Face à la montée des tensions diplomatiques entre Abidjan et Ouagadougou après la mort controversée de l’activiste burkinabè Alain Christophe Traoré, alias Alino Faso, le Parti des Peuples Africains – Côte d’Ivoire (PPA-CI) est sorti de son silence. Dans une déclaration officielle signée par son porte-parole adjoint, le parti de Laurent Gbagbo se dit profondément touché par cette disparition et demande une enquête urgente, crédible et transparente.
« Il est de la plus haute importance que cette affaire soit traitée dans le respect des règles et usages diplomatiques », insiste le communiqué.
Une mort en détention, dans une école de gendarmerie
Alino Faso, activiste burkinabè de 44 ans, était détenu à l’École de gendarmerie d’Abidjan depuis le 10 janvier 2025. Il avait été interpellé et poursuivi pour des faits graves : intelligence avec des agents d’un État étranger, espionnage, diffusion de fausses nouvelles, et atteinte à la sûreté de l’État, entre autres.
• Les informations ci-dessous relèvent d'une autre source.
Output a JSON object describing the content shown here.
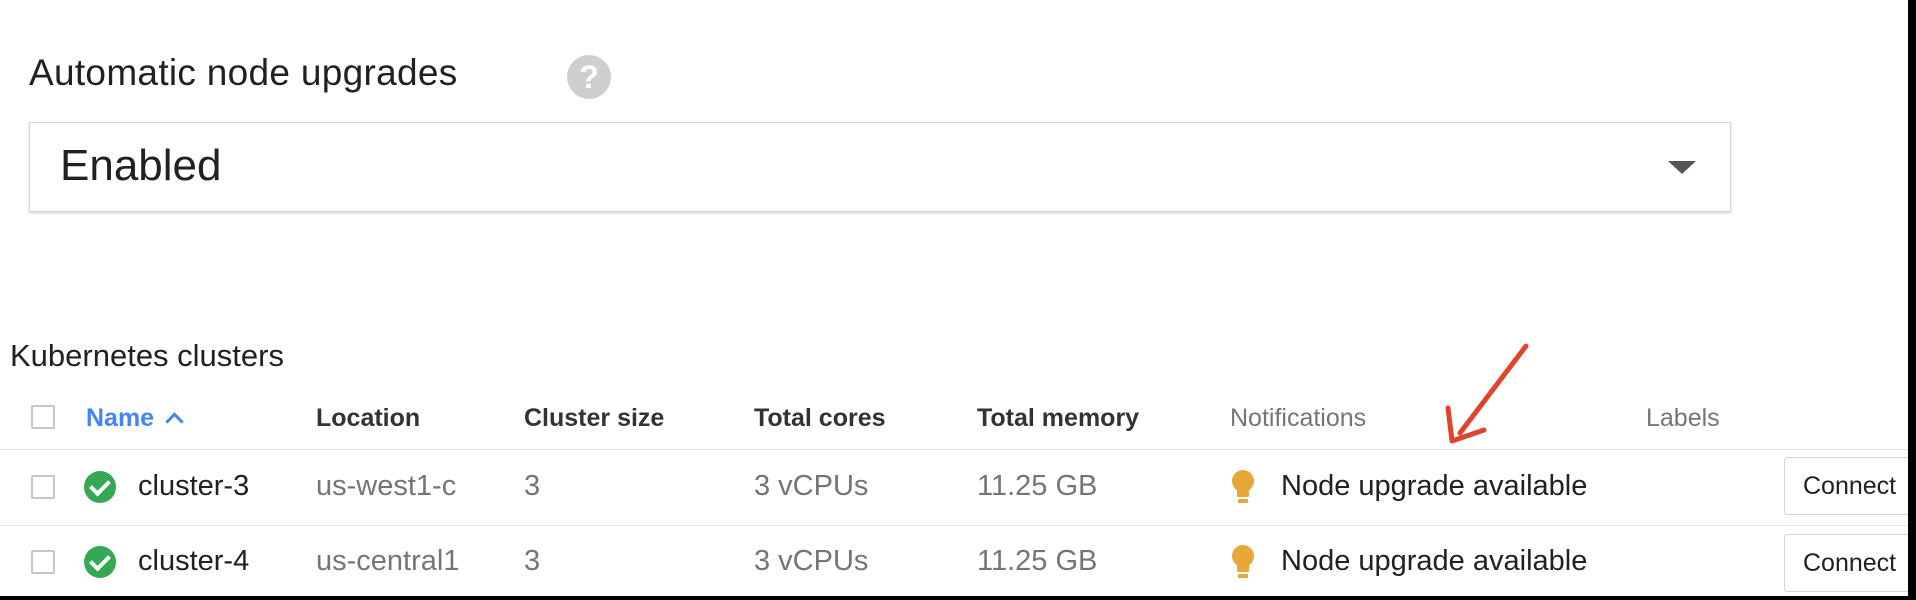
{
  "settings": {
    "auto_upgrade_label": "Automatic node upgrades",
    "help_glyph": "?",
    "auto_upgrade_value": "Enabled"
  },
  "clusters_table": {
    "title": "Kubernetes clusters",
    "columns": {
      "name": "Name",
      "location": "Location",
      "cluster_size": "Cluster size",
      "total_cores": "Total cores",
      "total_memory": "Total memory",
      "notifications": "Notifications",
      "labels": "Labels"
    },
    "sort": {
      "column": "Name",
      "direction": "ascending"
    },
    "rows": [
      {
        "status": "ok",
        "name": "cluster-3",
        "location": "us-west1-c",
        "cluster_size": "3",
        "total_cores": "3 vCPUs",
        "total_memory": "11.25 GB",
        "notification": "Node upgrade available",
        "action": "Connect"
      },
      {
        "status": "ok",
        "name": "cluster-4",
        "location": "us-central1",
        "cluster_size": "3",
        "total_cores": "3 vCPUs",
        "total_memory": "11.25 GB",
        "notification": "Node upgrade available",
        "action": "Connect"
      }
    ]
  },
  "colors": {
    "link_blue": "#4285f4",
    "status_green": "#34a853",
    "notification_amber": "#e7a83a",
    "annotation_arrow_red": "#e0442a"
  },
  "icons": {
    "help": "help-circle-icon",
    "dropdown": "dropdown-caret-icon",
    "sort": "sort-ascending-icon",
    "status": "check-circle-icon",
    "notification": "lightbulb-icon"
  }
}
Le procureur de la République, dans un communiqué daté du dimanche 27 juillet, a annoncé que le détenu avait été retrouvé mort dans sa cellule le jeudi 24 juillet à 7h30, après s’être pendu avec son drap, suite à une tentative de se trancher les veines.
Mais pour le PPA-CI, comme pour le gouvernement burkinabè, la thèse du suicide laisse sceptique.
Le PPA-CI exprime sa compassion… et ses inquiétudes
« Le PPA-CI exprime sa forte compassion et ses sincères condoléances à la famille du défunt ainsi qu’aux autorités burkinabè », écrit le parti, tout en appelant les autorités ivoiriennes à faire toute la lumière sur cette mort brutale.
La formation politique juge particulièrement troublant que le décès soit survenu dans un centre de formation d’élite militaire, ce qui, selon elle, soulève des questions sur les conditions de détention.
Une dénonciation des dérives du pouvoir RHDP
Dans sa déclaration, le PPA-CI dénonce des pratiques de détentions arbitraires et appelle à y mettre un terme immédiatement. Le parti accuse le régime RHDP de réprimer des voix critiques, qu’elles soient ivoiriennes ou étrangères, en les maintenant dans des lieux non officiels, au mépris de leurs droits fondamentaux.
« L’École de gendarmerie n’est pas destinée à détenir des personnes poursuivies pour quelque motif que ce soit », rappelle le communiqué avec fermeté.
Le PPA-CI appelle ainsi le gouvernement à rompre avec des pratiques « dictatoriales rétrogrades », qui n’honorent pas la Côte d’Ivoire, et exhorte le régime en place à restaurer l’État de droit.
Préserver la paix entre deux peuples frères
Tout en maintenant un ton critique, le parti insiste sur la nécessité d’éviter une détérioration des relations entre le Burkina Faso et la Côte d’Ivoire. Il appelle à préserver la fraternité historique entre les deux peuples et à traiter ce dossier avec diplomatie, responsabilité et dignité.
« Le climat des relations entre nos deux États ne doit pas être davantage assombri par des silences coupables ou des manipulations. »
La mort d’Alino Faso continue de provoquer des réactions en chaîne dans les sphères politiques. Après la colère du gouvernement burkinabè, c’est désormais une voix d’opposition ivoirienne majeure qui demande des comptes. Reste à savoir si le régime d’Abidjan répondra à l’appel ou s’enfermera dans le mutisme.